- Directed by: Allan Dwan
- Written by: Jeanie Macpherson
- Starring: Murdock MacQuarrie Pauline Bush Lon Chaney
- Distributed by: Universal Film Manufacturing Company
- Release date: January 6, 1914;
- Running time: 20 minutes
- Country: United States
- Languages: Silent English intertitles

= The Lie (1914 film) =

1914 film

The Lie is a 1914 American silent short western drama film directed by Allan Dwan and featuring Murdock MacQuarrie, Pauline Bush, and Lon Chaney. The film is now considered lost. A still exists from the film showing Chaney as "Young MacGregor".

==Plot==
Auld MacGregor is a stern, religious old Scotsman who hoards his money while his son and daughter live in abject poverty. A gambler plots to rob MacGregor of his money, and he works up a friendship with MacGregor's son by giving him gambling winnings. Arthur, who dislikes the gambler, tells Auld MacGregor where his son got the money he's been spreading around, and the old man fights with his son. Young MacGregor gets in a saloon fight with the gambler, and both Arthur and MacGregor's daughter each fire a gun at the gambler simultaneously. Arthur's bullet kills the gambler, but since she is not aware that Arthur also fired a shot at the gambler, the girl believes it was her bullet that killed the man. MacGregor's son convinces his father to lie for the girl and provide an alibi for her, which goes against all his religious beliefs. The truth is later revealed, however, and Arthur is charged with the murder.

==Cast==
- Murdock MacQuarrie as Auld MacGregor
- Lon Chaney as MacGregor's son
- Pauline Bush as MacGregor's daughter
- James Neill as The Gambler
- William Lloyd as MacGregor's brother
- Richard Rosson as Youth #1
- Arthur Rosson as Youth #2
- Fred McKay as Youth's Father

==Reception==
"Motion Picture World" stated: "This is a very good two-reel production....The story is interestingly presented and holds interest from the beginning. It is perhaps a little drawn-out in places, but on the whole the film is a commendable one."

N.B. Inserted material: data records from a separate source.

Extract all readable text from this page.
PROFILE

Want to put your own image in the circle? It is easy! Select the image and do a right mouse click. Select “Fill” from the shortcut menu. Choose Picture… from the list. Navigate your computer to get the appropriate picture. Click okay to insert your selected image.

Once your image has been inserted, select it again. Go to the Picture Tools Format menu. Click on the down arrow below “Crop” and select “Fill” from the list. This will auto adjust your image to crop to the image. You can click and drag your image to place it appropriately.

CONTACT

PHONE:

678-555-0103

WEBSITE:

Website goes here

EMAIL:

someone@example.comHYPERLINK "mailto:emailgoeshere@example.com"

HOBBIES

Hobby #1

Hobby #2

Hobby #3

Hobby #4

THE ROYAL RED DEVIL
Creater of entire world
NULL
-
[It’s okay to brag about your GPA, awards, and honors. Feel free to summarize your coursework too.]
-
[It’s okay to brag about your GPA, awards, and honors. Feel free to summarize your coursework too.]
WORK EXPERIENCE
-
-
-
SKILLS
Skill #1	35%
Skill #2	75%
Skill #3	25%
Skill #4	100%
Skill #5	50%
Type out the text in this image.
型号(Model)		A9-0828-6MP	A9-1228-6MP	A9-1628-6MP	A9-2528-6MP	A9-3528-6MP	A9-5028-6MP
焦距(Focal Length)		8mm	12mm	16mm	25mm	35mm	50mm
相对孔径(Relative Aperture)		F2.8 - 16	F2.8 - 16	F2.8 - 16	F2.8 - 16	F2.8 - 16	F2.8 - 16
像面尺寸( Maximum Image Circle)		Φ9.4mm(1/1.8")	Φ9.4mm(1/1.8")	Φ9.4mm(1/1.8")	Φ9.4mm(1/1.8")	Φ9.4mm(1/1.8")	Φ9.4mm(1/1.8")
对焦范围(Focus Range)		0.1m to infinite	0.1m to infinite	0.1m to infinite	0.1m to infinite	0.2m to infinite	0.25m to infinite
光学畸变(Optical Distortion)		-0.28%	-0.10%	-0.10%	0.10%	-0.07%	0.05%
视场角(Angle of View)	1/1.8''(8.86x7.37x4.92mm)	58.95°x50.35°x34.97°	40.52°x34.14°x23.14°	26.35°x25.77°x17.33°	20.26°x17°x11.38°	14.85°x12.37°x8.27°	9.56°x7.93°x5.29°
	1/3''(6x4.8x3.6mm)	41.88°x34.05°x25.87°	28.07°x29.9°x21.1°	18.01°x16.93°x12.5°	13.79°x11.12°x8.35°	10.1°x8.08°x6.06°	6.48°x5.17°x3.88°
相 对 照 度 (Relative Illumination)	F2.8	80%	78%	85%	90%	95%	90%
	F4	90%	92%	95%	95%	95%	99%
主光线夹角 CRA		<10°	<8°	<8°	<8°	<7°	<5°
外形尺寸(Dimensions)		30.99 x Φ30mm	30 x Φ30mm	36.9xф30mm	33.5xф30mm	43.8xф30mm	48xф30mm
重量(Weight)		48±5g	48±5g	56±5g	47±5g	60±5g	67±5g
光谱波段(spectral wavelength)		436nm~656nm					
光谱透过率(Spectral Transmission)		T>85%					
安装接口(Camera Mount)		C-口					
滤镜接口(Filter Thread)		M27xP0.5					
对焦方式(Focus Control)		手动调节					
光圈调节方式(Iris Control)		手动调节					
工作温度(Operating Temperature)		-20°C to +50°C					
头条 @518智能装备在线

"Moving Picture World" stated: "It is a great play. There is a remarkable and unique situation...Allan Dawn (sic), one of the Universal top-notch directors, has produced this play. It is laid in the West, and if there is a place on the green earth that Mr. Dwan is familiar with, it is the West and its people. He has made every scene ring with realism."